Our team would like to apply our machine learning skills to predict whether a Kick Starter project would be successfully funded based on the project category, launching month, duration, project location and the goal USD of the project.
Data is from kaggle dataset: https://www.kaggle.com/yashkantharia/kickstarter-campaigns
- Project background & aim
- Data Collection
- Data Preprocessing
- Model 1: Classification model
- Model 2: Regression model
- Conclusion
- Challenge
- Room for Improvement & future application
Starting a new venture and put your creative idea into real life can be exciting yet hard to complete as lack of capital. The global crownfunding platform KickStarter may create a great opportunity for you to make your dream come true. However, you may still hesitate as do not know if others also see your project as feasible and can get enough fund from the crownfunding.
In this project, our team will act as a group of consultants in Kickstarter who would like to use Machine Learning models to predict whether the startup projects would be successfully funded.
By developing a Campaign Success predictor to predict whether the project would successfully funded base on the project category, US/ Non-US country, release time and the goal USD of the project, would provide some direction for young entrepreneur and increase the success rate of start up projects.
We would also like to further investigate if we would predict how much the project would be funded based on the project category, US/ Non-US country and release time to provide a guideline for our clients.
Our dataset is from Kaggle, with 170K project entries (after cleaning duplicates) labeled as 'successful' or 'failed' as the crown funding 'status'. Also the amount of money funded is shown in USD dollars in 'USD pledge'.
In data preprocessing, duplicated data was dropped and there
All projects labeled where the project based, classified into 15 categories and further to 159 sub-categories. However, there is a imbalance in data as majority of the projects are US-based and some sub-categories may not be very popular. The imbalance in data will easily affect our model prediction.
Therefore, we decided to grouped all countries except US to Non-US based to have a better balance in data. For category, we only take main category to build the model.
The crownfunding will consider as successful if the USD pledged online excess the goal of the funding. From the graph, it is obvious that the failed projects normally set an unrealistic high goal.
The differerce in main category will also have different rate of success in crown funding.
Successful projects normally complete earlier than failed projects.
The final dataset for model develop. Categorical data will be one-hot encoded and numerical data will be normalized.

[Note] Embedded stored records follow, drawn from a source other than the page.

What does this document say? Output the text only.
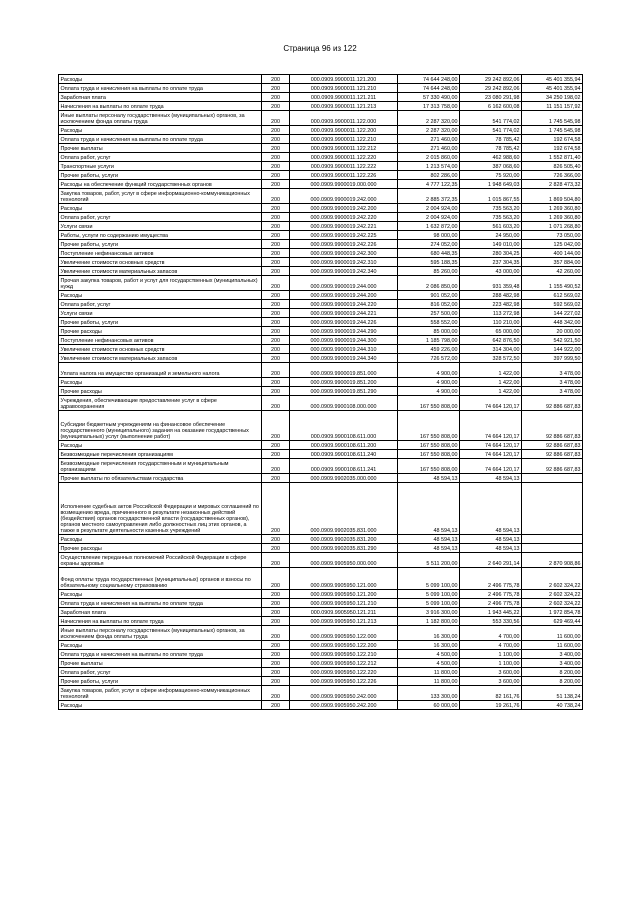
Страница 96 из 122
Расходы	200	000.0909.9900011.121.200	74 644 248,00	29 242 892,06	45 401 355,94
Оплата труда и начисления на выплаты по оплате труда	200	000.0909.9900011.121.210	74 644 248,00	29 242 892,06	45 401 355,94
Заработная плата	200	000.0909.9900011.121.211	57 330 490,00	23 080 291,98	34 250 198,02
Начисления на выплаты по оплате труда	200	000.0909.9900011.121.213	17 313 758,00	6 162 600,08	11 151 157,92
Иные выплаты персоналу государственных (муниципальных) органов, за исключением фонда оплаты труда	200	000.0909.9900011.122.000	2 287 320,00	541 774,02	1 745 545,98
Расходы	200	000.0909.9900011.122.200	2 287 320,00	541 774,02	1 745 545,98
Оплата труда и начисления на выплаты по оплате труда	200	000.0909.9900011.122.210	271 460,00	78 785,42	192 674,58
Прочие выплаты	200	000.0909.9900011.122.212	271 460,00	78 785,42	192 674,58
Оплата работ, услуг	200	000.0909.9900011.122.220	2 015 860,00	462 988,60	1 552 871,40
Транспортные услуги	200	000.0909.9900011.122.222	1 213 574,00	387 068,60	826 505,40
Прочие работы, услуги	200	000.0909.9900011.122.226	802 286,00	75 920,00	726 366,00
Расходы на обеспечение функций государственных органов	200	000.0909.9900019.000.000	4 777 122,35	1 948 649,03	2 828 473,32
Закупка товаров, работ, услуг в сфере информационно-коммуникационных технологий	200	000.0909.9900019.242.000	2 885 372,35	1 015 867,55	1 869 504,80
Расходы	200	000.0909.9900019.242.200	2 004 924,00	735 563,20	1 269 360,80
Оплата работ, услуг	200	000.0909.9900019.242.220	2 004 924,00	735 563,20	1 269 360,80
Услуги связи	200	000.0909.9900019.242.221	1 632 872,00	561 603,20	1 071 268,80
Работы, услуги по содержанию имущества	200	000.0909.9900019.242.225	98 000,00	24 950,00	73 050,00
Прочие работы, услуги	200	000.0909.9900019.242.226	274 052,00	149 010,00	125 042,00
Поступление нефинансовых активов	200	000.0909.9900019.242.300	680 448,35	280 304,25	400 144,00
Увеличение стоимости основных средств	200	000.0909.9900019.242.310	595 188,35	237 304,35	357 884,00
Увеличение стоимости материальных запасов	200	000.0909.9900019.242.340	85 260,00	43 000,00	42 260,00
Прочая закупка товаров, работ и услуг для государственных (муниципальных) нужд	200	000.0909.9900019.244.000	2 086 850,00	931 359,48	1 155 490,52
Расходы	200	000.0909.9900019.244.200	901 052,00	288 482,98	612 569,02
Оплата работ, услуг	200	000.0909.9900019.244.220	816 052,00	223 482,98	592 569,02
Услуги связи	200	000.0909.9900019.244.221	257 500,00	113 272,98	144 227,02
Прочие работы, услуги	200	000.0909.9900019.244.226	558 552,00	110 210,00	448 342,00
Прочие расходы	200	000.0909.9900019.244.290	85 000,00	65 000,00	20 000,00
Поступление нефинансовых активов	200	000.0909.9900019.244.300	1 185 798,00	642 876,50	542 921,50
Увеличение стоимости основных средств	200	000.0909.9900019.244.310	459 226,00	314 304,00	144 922,00
Увеличение стоимости материальных запасов	200	000.0909.9900019.244.340	726 572,00	328 572,50	397 999,50
Уплата налога на имущество организаций и земельного налога	200	000.0909.9900019.851.000	4 900,00	1 422,00	3 478,00
Расходы	200	000.0909.9900019.851.200	4 900,00	1 422,00	3 478,00
Прочие расходы	200	000.0909.9900019.851.290	4 900,00	1 422,00	3 478,00
Учреждения, обеспечивающие предоставление услуг в сфере здравоохранения	200	000.0909.9900108.000.000	167 550 808,00	74 664 120,17	92 886 687,83
Субсидии бюджетным учреждениям на финансовое обеспечение государственного (муниципального) задания на оказание государственных (муниципальных) услуг (выполнение работ)	200	000.0909.9900108.611.000	167 550 808,00	74 664 120,17	92 886 687,83
Расходы	200	000.0909.9900108.611.200	167 550 808,00	74 664 120,17	92 886 687,83
Безвозмездные перечисления организациям	200	000.0909.9900108.611.240	167 550 808,00	74 664 120,17	92 886 687,83
Безвозмездные перечисления государственным и муниципальным организациям	200	000.0909.9900108.611.241	167 550 808,00	74 664 120,17	92 886 687,83
Прочие выплаты по обязательствам государства	200	000.0909.9902035.000.000	48 594,13	48 594,13	
Исполнение судебных актов Российской Федерации и мировых соглашений по возмещению вреда, причиненного в результате незаконных действий (бездействия) органов государственной власти (государственных органов), органов местного самоуправления либо должностных лиц этих органов, а также в результате деятельности казенных учреждений	200	000.0909.9902035.831.000	48 594,13	48 594,13	
Расходы	200	000.0909.9902035.831.200	48 594,13	48 594,13	
Прочие расходы	200	000.0909.9902035.831.290	48 594,13	48 594,13	
Осуществление переданных полномочий Российской Федерации в сфере охраны здоровья	200	000.0909.9905950.000.000	5 511 200,00	2 640 291,14	2 870 908,86
Фонд оплаты труда государственных (муниципальных) органов и взносы по обязательному социальному страхованию	200	000.0909.9905950.121.000	5 099 100,00	2 496 775,78	2 602 324,22
Расходы	200	000.0909.9905950.121.200	5 099 100,00	2 496 775,78	2 602 324,22
Оплата труда и начисления на выплаты по оплате труда	200	000.0909.9905950.121.210	5 099 100,00	2 496 775,78	2 602 324,22
Заработная плата	200	000.0909.9905950.121.211	3 916 300,00	1 943 445,22	1 972 854,78
Начисления на выплаты по оплате труда	200	000.0909.9905950.121.213	1 182 800,00	553 330,56	629 469,44
Иные выплаты персоналу государственных (муниципальных) органов, за исключением фонда оплаты труда	200	000.0909.9905950.122.000	16 300,00	4 700,00	11 600,00
Расходы	200	000.0909.9905950.122.200	16 300,00	4 700,00	11 600,00
Оплата труда и начисления на выплаты по оплате труда	200	000.0909.9905950.122.210	4 500,00	1 100,00	3 400,00
Прочие выплаты	200	000.0909.9905950.122.212	4 500,00	1 100,00	3 400,00
Оплата работ, услуг	200	000.0909.9905950.122.220	11 800,00	3 600,00	8 200,00
Прочие работы, услуги	200	000.0909.9905950.122.226	11 800,00	3 600,00	8 200,00
Закупка товаров, работ, услуг в сфере информационно-коммуникационных технологий	200	000.0909.9905950.242.000	133 300,00	82 161,76	51 138,24
Расходы	200	000.0909.9905950.242.200	60 000,00	19 261,76	40 738,24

Model 1: Classification model
- predict whether the project can be successfully funded
- Dependent variable: status
- Independent variable: main_category, duration, goal_usd, country, start_month
Model 2: Regression model
- predict how much the project can be funded
- Dependent variable: usd_pledged
- Independent variable: main_category, duration, goal_usd, country, start_month
We developed three classification model, Logistic Regression, Random Forest Classifier and XGBoost Classifier with the below model performance.
In general, XGBoost Classifier better predict the sucessfulness of the project while Random Forest Classifier are slightly more sensitive to positive event as it has a higher recall. Since we would like to know the failure of project in a earlier stage. We chose the XGBoost model for the prediction.
After fine tuning the XGBoost model, we developed the model at max-depth of 4 with accuracy of 0.69.
Since the successfulness of crown funding largely depend affected by whether the funding goal will match the public expectation. We would like to develop regression models to predict the amount of fund that can be raised.
We tried Linear Regression model and Decision Tree Regression model. However, both models perform bad with low variance score of 0.017 and 0.028. It may because based on the current data, it is not sufficient to explain and predict the USD pleged from the crownfunding.
As a conclusion, we chose the XGBoost model with parameter of max_depth = 4 for the prediction of the successfulness of the kickstarter projects.
For the amount of USD pledged, since there is no suitable model for the prediction, more research and data will be needed to give a reliable suggestion on the goal amount for the project team to target on.
- Number of sub-category
- The KickStarter classified the projects into 159 sub-categories. Due to hardware problem and imbalance of data, we are unable to use the feature for the model.
- Insufficient data for regression model
- More features of the projects may required to find the relationship with the amount of USD that can be funded as the current dataset is not sufficient to develop a realiable regression model.
Since time is restricted in the project, we are unable to find a suitable model for the regression prediction. We would suggest to find out more features about the projects to understand how other people value a kickstarter projects.
A more accurate classification model on the successfulness and a reliable regression model on the amount of fund prediction would helps young entrepreneurs know better about their projects and increase the rate of success.